The truth was more straightforward and more cowardly: I knew what they wanted to ask me, and I wasn't ready to answer.

Two hours later, pulse racing, I pressed my hand against the theater's stage door. The iconic red Santa suit hanging in Noel's dressing room had haunted my dreams all night. I'd arrived hours before the meeting, telling myself I wanted to check on set pieces. The real reason was harder to admit—I needed to see Ben before facing everyone else's expectations.

A rhythmic scraping sound drew me toward his workshop. I told myself I'd peek in, then retreat to somewhere less complicated. It didn't turn out to be that easy. The sight of him bent over his workbench stopped me cold.

He was restoring what looked like a Victorian rocking horse, his movements precise and gentle as he stripped away decades of worn varnish. Wood shavings dusted his hair and worn flannel shirt. His expression captivated me—complete absorption in bringing something beautiful back to life.

"You can come in." He gestured with one hand without looking up. "Unless you're planning to hover in doorways all morning."

"I didn't want to disturb your concentration."

"You won't." He tested the rocker's motion, frowning at a slight catch. "Though I'm surprised to see you here at all after yesterday."

The gentle rebuke landed. "I should have called you back."

"Yeah." He kept working, his voice neutral. "You should have."

I stepped closer and inspected the rocking horse, desperate for safer ground. Despite its wear, the craftsmanship was exquisite—hand-carved mane, glass eyes that caught the light, and delicate scrollwork on the saddle. "This is museum quality. Where did you find it?"

"Hospital storage. It's been gathering dust since the 1970s when they renovated the children's ward." His hands never stopped working as he spoke. "I've been meaning to restore it for months. Seems more urgent now."

The question of Noel's replacement hung unspoken between us. I focused on the toy instead, trailing my fingers over the smooth wood of its neck. "My grandmother had one like this in her parlor. She never let me ride it—said it was too fragile—but I used to imagine it coming alive at night, like in those old stories."

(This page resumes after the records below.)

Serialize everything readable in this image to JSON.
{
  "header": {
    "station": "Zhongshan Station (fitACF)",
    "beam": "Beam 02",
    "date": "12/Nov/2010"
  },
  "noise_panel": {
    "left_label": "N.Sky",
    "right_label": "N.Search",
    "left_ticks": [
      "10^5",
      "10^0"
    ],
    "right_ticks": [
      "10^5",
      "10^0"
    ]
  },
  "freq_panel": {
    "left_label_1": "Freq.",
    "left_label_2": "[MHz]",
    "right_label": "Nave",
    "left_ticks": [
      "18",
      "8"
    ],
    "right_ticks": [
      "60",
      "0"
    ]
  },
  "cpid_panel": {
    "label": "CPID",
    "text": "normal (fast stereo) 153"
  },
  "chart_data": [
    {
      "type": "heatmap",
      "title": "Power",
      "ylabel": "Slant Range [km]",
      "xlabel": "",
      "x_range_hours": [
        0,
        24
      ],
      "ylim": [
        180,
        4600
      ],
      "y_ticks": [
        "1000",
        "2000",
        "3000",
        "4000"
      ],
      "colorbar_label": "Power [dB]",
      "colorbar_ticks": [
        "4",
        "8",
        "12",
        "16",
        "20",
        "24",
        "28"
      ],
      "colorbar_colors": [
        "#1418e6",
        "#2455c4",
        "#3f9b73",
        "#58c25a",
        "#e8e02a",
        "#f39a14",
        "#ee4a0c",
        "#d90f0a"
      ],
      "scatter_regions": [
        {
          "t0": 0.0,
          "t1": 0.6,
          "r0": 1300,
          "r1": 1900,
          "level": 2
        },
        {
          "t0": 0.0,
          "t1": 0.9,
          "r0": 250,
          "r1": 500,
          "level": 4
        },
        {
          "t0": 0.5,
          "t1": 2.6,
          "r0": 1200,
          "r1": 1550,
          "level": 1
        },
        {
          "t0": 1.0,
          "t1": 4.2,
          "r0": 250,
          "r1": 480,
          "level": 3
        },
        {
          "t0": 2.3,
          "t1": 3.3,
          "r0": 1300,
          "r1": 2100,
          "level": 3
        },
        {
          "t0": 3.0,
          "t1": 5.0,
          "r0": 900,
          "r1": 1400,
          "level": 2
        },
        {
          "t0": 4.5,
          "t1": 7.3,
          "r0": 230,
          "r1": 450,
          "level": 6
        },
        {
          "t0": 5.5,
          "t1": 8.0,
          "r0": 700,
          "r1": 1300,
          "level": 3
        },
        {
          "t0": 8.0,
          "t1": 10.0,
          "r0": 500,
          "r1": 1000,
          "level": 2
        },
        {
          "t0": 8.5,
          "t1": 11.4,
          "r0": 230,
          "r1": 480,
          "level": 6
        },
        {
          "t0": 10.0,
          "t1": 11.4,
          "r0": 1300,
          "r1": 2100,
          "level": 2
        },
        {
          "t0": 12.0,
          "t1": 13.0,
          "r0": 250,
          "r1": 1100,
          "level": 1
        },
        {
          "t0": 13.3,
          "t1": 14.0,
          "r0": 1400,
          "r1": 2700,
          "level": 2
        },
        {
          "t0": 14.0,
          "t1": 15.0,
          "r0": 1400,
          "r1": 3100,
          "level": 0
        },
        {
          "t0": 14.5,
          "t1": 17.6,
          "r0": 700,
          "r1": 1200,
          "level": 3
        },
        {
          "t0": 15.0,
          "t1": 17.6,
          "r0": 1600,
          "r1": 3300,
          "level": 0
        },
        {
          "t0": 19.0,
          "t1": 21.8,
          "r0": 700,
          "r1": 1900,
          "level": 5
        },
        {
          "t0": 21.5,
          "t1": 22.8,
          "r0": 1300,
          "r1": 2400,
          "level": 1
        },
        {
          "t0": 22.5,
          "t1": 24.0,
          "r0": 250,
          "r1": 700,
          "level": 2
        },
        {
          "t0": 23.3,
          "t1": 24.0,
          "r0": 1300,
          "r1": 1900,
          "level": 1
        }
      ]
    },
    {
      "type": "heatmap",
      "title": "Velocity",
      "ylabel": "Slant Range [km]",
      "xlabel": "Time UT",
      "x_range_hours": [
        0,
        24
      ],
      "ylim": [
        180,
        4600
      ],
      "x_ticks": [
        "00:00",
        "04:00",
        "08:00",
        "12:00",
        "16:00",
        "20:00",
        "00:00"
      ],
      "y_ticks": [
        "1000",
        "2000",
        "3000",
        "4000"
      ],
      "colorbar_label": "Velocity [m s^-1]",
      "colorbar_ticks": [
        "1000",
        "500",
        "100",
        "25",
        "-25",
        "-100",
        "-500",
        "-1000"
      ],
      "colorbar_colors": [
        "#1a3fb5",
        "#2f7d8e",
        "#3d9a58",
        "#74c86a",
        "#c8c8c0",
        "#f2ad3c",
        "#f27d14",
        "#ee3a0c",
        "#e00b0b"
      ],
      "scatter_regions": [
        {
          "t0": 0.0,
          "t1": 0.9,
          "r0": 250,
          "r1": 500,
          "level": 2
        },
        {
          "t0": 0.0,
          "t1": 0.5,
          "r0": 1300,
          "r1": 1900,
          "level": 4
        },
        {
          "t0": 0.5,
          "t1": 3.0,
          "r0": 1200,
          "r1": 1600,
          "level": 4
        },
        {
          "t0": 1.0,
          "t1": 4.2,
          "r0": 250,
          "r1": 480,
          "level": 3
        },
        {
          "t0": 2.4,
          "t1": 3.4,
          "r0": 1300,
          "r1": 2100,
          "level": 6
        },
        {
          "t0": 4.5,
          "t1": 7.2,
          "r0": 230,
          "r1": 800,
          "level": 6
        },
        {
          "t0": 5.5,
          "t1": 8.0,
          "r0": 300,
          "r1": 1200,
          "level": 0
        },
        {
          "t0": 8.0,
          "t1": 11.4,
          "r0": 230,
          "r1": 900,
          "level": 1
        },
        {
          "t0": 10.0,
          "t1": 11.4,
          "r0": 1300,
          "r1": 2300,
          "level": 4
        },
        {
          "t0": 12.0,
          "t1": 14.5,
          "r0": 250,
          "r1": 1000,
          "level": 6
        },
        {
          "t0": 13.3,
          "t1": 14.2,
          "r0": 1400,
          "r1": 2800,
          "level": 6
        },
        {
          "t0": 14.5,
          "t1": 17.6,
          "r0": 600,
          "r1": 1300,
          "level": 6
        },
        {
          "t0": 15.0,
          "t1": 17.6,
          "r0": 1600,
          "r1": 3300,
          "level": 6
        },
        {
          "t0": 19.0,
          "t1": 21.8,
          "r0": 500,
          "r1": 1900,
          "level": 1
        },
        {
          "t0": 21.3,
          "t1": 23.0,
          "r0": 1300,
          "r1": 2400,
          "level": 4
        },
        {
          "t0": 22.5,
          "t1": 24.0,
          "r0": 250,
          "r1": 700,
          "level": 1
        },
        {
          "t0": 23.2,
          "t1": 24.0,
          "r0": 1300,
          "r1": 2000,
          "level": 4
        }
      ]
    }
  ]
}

Ben's hands stopped. "Sometimes imagination is more powerful than reality." He turned his head toward me. "Like believing in Santa Claus."

"Don't." I stepped back from the rocking horse. "I know what everyone wants, but I'm not the right person. I'm not Noel, and I'm definitely not his father."

Ben reached for a finer grade of sandpaper. "Nobody's asking you to be either of them." The subtle rasp of his work punctuated his words. "Though you seem determined to reject something you haven't even considered."

"I'm a dancer, not a—"

"Not a what?" His tone stayed gentle but firm. "Not someone who understands how to connect with an audience? Not someone who knows how to tell stories through movement and presence?"

I turned away, focusing on a chisel lying askew on his workbench. "I should go. I've got—"

"There's a production meeting at nine." Ben reached past me to straighten the tool, his arm brushing mine. "We need to figure out how to handle this situation. You could at least listen before deciding you're not interested."

"I haven't decided anything."

"No?" He kept arranging his tools with methodical precision. "Then stay. Help us figure this out. Unless you're planning to disappear again?"